A reserva moral e a força de um país estão no povo que o constitui. Há tempos, na TV, perguntaram ao arcebispo de Braga como é que o povo do norte sentia e vivia a crise. O povo, disse ele, mais ou menos por estas palavras, sente a crise, mas não deixa de fazer o que está ao seu alcance para continuar o seu caminho. Não deixou as suas romarias e a sua alegria natural, trabalha e pensa que nem tudo está perdido.
O nosso povo luta sempre, olhando para a frente com renovada esperança. Os seus desânimos não duram muito. Sabe lutar e caminhar, mesmo com ventos contrários.
Mas a gente que manda e grita em Lisboa não é também povo? Alguns não gostam de o ser. Julgam-se líderes intocáveis, gente que sabe tudo e não perde tempo, nem a ouvir, nem a pensar. Outros são filhos do povo humilde, laborioso e simples, mas pensam que podiam, no barulho da capital, conquistar fortuna a qualquer preço, depressa e com pouco trabalho. Quando começam a ter o nome nos jornais esquecem a terra e família. Por vezes conseguiram o que almejaram. Alguns deles estão agora no atoleiro. Do povo tem vindo, também, ao longo dos anos, gente grande que não se inebriou e junta, justificadamente, o seu nome aos poucos sábios deste país.
A sabedoria do povo não é a dos livros. É a da vida. Muito mais consistente, porque nascida de uma experiência vivida e sofrida. A força do povo português vem da sua secular educação moral e cristã, está-lhe colada ao coração, sempre foi determinante nos momentos, quer de facilidades, quer de dificuldades. A sementeira pode num ano não ter dado fruto, mas, no momento próprio, volta-se a semear. A esperança comanda a vida e dissipa as desilusões. Quando tem de mudar, muda. E até parte, com igual determinação, mundo fora, sem cortar a ligação às raízes, a que sempre volta a procurar a força e a renovar o sentido que o norteia na vida. O povo tem história que sempre se pode ler. Não nos livros. Na escola da vida aprende e ensina.
É preciso voltar ao povo. Não para o explorar, nem o alienar. Ninguém é seu dono. Voltar ao povo para aprender com ele a descobrir os caminhos do presente e do futuro. Uma aprendizagem que falta a políticos profissionais, a gente da comunicação social, a quantos pensam que o mundo começou agora e que, para trás, é tudo para esquecer. Uma aprendizagem que falta também a gente da Igreja. Pensa que sabe e ensina, mas acaba por tresler. Sem saber ler a vida, de pouco vale o saber.
A nossa história diz que muito do que o povo é o deve à formação cristã e à apreensão vivencial dos valores humanos e cristãos, que colheu no seio da família, na catequese e na comunidade onde todos se conhecem e partilham.
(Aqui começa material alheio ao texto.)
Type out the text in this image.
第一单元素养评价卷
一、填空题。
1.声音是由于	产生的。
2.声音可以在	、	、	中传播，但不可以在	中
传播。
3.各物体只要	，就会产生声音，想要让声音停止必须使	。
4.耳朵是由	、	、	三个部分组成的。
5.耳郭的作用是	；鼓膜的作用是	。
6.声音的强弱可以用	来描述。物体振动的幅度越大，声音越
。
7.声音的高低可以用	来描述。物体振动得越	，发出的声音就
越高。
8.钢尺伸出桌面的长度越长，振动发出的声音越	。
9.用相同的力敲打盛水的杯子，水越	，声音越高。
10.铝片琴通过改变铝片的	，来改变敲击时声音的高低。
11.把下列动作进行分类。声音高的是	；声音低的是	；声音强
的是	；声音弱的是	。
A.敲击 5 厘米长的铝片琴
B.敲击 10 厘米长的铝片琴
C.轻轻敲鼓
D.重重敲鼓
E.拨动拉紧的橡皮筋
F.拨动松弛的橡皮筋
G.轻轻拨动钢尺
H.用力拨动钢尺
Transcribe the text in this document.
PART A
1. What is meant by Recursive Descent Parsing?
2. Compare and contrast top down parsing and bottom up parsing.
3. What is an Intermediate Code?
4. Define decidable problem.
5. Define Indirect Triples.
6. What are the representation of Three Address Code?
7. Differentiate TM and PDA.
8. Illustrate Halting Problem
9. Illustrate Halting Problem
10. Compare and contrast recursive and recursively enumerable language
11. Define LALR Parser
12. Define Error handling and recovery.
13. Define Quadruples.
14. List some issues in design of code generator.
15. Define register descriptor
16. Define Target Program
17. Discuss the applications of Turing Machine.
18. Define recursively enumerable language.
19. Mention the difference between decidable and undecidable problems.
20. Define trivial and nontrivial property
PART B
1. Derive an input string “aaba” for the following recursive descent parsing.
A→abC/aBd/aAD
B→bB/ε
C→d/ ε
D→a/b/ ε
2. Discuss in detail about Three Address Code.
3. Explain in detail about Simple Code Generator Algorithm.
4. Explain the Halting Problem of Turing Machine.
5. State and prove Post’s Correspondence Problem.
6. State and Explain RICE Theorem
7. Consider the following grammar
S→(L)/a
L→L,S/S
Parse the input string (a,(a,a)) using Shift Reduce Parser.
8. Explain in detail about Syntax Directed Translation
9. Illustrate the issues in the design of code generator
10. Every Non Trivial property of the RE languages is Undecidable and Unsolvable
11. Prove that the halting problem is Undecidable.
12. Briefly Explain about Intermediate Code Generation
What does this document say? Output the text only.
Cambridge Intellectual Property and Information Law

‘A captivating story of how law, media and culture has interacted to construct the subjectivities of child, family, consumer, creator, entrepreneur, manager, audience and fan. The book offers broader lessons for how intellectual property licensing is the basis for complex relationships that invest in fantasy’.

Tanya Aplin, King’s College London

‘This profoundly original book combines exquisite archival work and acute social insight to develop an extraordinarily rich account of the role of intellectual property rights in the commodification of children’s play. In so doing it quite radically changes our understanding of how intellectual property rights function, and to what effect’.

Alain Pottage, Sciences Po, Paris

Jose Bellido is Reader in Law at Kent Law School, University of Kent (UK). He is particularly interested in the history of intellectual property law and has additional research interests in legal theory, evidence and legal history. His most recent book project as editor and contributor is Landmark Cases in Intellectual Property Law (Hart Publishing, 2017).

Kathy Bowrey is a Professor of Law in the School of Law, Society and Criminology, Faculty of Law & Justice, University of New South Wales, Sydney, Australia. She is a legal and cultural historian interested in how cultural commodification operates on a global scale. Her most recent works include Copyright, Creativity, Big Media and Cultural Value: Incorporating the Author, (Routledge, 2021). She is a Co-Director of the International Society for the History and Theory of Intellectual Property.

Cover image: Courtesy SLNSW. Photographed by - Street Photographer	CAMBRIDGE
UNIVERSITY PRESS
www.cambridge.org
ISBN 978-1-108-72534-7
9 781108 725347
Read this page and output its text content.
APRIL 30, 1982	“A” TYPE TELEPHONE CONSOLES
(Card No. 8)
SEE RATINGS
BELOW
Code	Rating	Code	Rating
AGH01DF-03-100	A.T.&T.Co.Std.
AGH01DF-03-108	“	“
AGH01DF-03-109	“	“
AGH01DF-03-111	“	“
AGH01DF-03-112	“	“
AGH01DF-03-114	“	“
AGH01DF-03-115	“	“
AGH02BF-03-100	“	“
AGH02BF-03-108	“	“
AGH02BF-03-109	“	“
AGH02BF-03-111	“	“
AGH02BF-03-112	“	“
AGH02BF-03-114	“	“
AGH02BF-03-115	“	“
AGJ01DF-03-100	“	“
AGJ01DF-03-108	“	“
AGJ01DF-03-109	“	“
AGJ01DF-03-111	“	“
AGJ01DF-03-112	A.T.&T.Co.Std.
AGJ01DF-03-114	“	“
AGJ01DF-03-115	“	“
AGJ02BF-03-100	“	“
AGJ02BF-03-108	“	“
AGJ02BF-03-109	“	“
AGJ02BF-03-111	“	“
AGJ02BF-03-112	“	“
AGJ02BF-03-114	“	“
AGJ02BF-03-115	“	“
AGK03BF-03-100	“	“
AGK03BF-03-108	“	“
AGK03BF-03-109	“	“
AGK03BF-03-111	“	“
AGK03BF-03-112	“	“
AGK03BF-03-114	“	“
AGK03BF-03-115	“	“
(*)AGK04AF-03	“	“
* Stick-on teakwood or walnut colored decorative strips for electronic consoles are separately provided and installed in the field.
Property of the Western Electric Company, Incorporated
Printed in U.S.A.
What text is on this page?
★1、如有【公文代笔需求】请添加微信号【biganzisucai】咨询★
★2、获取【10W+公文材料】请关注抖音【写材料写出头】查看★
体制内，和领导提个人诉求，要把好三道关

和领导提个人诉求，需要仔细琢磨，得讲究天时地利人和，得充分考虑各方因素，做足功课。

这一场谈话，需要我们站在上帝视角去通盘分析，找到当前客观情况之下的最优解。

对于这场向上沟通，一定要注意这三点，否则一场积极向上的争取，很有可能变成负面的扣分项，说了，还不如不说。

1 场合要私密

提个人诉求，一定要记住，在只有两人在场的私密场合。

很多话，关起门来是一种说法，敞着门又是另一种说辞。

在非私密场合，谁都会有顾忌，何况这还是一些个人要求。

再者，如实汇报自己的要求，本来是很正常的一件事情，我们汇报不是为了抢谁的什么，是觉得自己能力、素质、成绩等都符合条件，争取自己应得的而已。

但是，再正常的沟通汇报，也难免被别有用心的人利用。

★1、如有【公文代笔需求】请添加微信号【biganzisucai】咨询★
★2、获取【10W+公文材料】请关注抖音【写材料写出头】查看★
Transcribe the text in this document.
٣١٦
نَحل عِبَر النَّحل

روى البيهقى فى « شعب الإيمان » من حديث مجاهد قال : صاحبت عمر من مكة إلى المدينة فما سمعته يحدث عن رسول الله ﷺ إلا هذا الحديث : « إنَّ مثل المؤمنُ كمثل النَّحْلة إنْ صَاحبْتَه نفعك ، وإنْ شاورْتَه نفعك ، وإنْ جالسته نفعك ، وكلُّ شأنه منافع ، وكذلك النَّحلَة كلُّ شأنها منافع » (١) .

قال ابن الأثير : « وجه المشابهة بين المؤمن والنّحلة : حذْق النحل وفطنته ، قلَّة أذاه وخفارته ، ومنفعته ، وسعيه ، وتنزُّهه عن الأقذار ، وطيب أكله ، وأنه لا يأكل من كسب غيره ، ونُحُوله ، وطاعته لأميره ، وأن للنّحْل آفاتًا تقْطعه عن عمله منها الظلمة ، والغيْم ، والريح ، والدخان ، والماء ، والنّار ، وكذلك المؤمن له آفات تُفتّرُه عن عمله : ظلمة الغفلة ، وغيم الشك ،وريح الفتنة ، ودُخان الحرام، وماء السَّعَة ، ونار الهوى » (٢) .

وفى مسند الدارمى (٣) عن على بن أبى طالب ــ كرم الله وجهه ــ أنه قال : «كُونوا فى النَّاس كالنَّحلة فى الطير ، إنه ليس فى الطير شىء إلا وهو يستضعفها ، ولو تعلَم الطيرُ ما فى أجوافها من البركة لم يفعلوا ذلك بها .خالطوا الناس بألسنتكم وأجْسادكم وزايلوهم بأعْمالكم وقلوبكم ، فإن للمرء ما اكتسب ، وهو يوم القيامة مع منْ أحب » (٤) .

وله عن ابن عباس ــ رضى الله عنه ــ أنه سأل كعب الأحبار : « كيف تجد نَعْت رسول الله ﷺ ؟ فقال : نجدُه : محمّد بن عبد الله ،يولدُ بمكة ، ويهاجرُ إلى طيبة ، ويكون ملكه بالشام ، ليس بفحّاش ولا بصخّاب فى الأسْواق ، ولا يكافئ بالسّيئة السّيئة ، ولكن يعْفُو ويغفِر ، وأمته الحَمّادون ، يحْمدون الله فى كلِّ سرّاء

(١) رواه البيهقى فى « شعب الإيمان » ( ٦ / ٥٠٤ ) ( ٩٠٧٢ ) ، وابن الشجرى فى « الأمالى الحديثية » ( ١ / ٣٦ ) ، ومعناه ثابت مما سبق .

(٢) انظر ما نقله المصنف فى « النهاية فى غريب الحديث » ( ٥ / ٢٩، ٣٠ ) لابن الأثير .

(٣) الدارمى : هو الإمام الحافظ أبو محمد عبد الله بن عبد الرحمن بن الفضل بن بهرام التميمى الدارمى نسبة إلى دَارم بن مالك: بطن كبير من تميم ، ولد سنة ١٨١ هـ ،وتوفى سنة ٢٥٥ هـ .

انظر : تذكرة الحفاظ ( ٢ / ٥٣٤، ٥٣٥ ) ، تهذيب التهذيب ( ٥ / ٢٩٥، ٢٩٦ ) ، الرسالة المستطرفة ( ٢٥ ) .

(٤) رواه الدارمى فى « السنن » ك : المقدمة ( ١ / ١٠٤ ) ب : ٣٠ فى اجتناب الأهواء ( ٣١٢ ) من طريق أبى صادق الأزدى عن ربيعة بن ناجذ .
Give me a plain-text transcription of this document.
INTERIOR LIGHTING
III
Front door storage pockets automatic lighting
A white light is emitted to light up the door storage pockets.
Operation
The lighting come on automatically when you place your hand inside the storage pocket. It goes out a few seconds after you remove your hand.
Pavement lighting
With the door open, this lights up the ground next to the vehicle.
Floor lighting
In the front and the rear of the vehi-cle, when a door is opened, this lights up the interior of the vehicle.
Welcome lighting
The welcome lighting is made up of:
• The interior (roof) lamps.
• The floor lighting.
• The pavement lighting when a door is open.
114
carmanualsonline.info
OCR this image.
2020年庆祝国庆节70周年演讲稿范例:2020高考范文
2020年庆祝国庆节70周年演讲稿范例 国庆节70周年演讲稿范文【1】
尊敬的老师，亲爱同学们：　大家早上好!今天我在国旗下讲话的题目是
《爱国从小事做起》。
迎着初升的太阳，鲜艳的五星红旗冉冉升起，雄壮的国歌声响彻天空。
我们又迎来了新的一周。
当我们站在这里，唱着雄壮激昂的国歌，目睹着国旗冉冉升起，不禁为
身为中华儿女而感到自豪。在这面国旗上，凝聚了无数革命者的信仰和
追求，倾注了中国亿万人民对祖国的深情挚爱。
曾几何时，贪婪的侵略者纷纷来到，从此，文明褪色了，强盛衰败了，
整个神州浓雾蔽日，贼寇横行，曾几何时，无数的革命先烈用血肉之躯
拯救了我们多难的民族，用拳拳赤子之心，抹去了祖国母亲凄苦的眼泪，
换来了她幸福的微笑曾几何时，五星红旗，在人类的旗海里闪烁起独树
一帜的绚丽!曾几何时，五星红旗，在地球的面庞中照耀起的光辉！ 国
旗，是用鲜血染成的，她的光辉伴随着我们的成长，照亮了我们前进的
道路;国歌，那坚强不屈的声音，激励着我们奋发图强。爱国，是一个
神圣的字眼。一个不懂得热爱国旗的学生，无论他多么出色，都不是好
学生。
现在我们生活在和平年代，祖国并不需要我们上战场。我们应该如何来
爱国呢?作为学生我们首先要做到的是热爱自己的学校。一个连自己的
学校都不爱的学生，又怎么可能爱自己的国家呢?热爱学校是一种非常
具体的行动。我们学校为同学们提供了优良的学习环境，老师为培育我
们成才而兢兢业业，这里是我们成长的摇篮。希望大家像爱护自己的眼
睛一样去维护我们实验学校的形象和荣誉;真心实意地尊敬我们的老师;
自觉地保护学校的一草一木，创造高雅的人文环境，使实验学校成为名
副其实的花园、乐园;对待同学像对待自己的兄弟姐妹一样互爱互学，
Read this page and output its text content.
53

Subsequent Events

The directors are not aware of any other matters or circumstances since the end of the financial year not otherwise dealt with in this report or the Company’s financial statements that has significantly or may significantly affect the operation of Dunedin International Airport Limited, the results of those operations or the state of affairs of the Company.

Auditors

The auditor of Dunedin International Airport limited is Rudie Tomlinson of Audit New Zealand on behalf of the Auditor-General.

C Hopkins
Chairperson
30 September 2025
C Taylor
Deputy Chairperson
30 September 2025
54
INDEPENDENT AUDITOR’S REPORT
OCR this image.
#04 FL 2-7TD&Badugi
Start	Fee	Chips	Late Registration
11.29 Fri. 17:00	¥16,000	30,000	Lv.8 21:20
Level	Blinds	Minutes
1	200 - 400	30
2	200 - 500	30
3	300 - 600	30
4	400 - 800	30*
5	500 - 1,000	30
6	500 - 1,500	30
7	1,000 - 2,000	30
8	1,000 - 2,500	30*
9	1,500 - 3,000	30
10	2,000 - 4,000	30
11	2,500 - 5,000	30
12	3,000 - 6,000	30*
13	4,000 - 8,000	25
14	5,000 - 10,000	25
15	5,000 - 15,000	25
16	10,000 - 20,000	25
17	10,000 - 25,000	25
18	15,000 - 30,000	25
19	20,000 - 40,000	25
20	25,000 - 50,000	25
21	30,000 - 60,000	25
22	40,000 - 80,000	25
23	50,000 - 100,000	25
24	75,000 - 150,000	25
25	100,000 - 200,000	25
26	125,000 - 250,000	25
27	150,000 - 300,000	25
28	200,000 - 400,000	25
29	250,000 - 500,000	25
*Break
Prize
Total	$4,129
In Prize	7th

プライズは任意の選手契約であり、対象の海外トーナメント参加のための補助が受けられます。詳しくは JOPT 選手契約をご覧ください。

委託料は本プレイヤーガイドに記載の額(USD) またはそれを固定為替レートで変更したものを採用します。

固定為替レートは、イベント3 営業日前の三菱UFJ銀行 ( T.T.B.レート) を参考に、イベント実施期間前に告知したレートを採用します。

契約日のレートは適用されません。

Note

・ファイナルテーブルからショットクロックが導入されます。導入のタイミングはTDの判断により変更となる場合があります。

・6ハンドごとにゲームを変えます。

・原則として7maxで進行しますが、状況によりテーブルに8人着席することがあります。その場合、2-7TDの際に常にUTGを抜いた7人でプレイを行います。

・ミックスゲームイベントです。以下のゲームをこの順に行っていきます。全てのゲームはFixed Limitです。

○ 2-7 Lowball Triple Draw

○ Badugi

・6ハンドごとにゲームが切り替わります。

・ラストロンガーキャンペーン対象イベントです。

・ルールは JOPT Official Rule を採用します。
Mas será que este povo ainda existe? Ouçam-no e verão que sim. Dizia-me um rural a quem dei boleia numa estrada íngreme da serra e deixei falar num momento difícil e penoso: “Sabe, senhor, o que vai cá dentro da gente, e que Deus nos deu, ninguém o tira se a gente não quiser”. É isto que faz a força do povo. Uma luz que vai cá dentro e que nunca morre na sua determinação.
As crises económicas um dia passam, porque há gente que não se deixa esmagar. Deixam marcas, provocam lágrimas, geram dores, espezinham direitos, acordam para realidades esquecidas, mas não têm raízes que as tornem eternas. Delas também se aprende. Quem tem horizontes curtos fica aí parado, somando amarguras e críticas. Quem, como o povo são e sábio, nunca deixou de olhar para o alto e para a frente, aprendeu o que significa ter esperança e sabe que nenhum esforço se perde, quando se decide pela vida. Não gasta o que não tem, sabe poupar, guardar e partilhar, gera amigos, aconselha-se nas horas más, confia na Providência, faz por viver de pé na abundância e nas privações. É assim a força do povo. Uma força capaz de ser luz, uma sabedoria caseira para vencer todas as crises.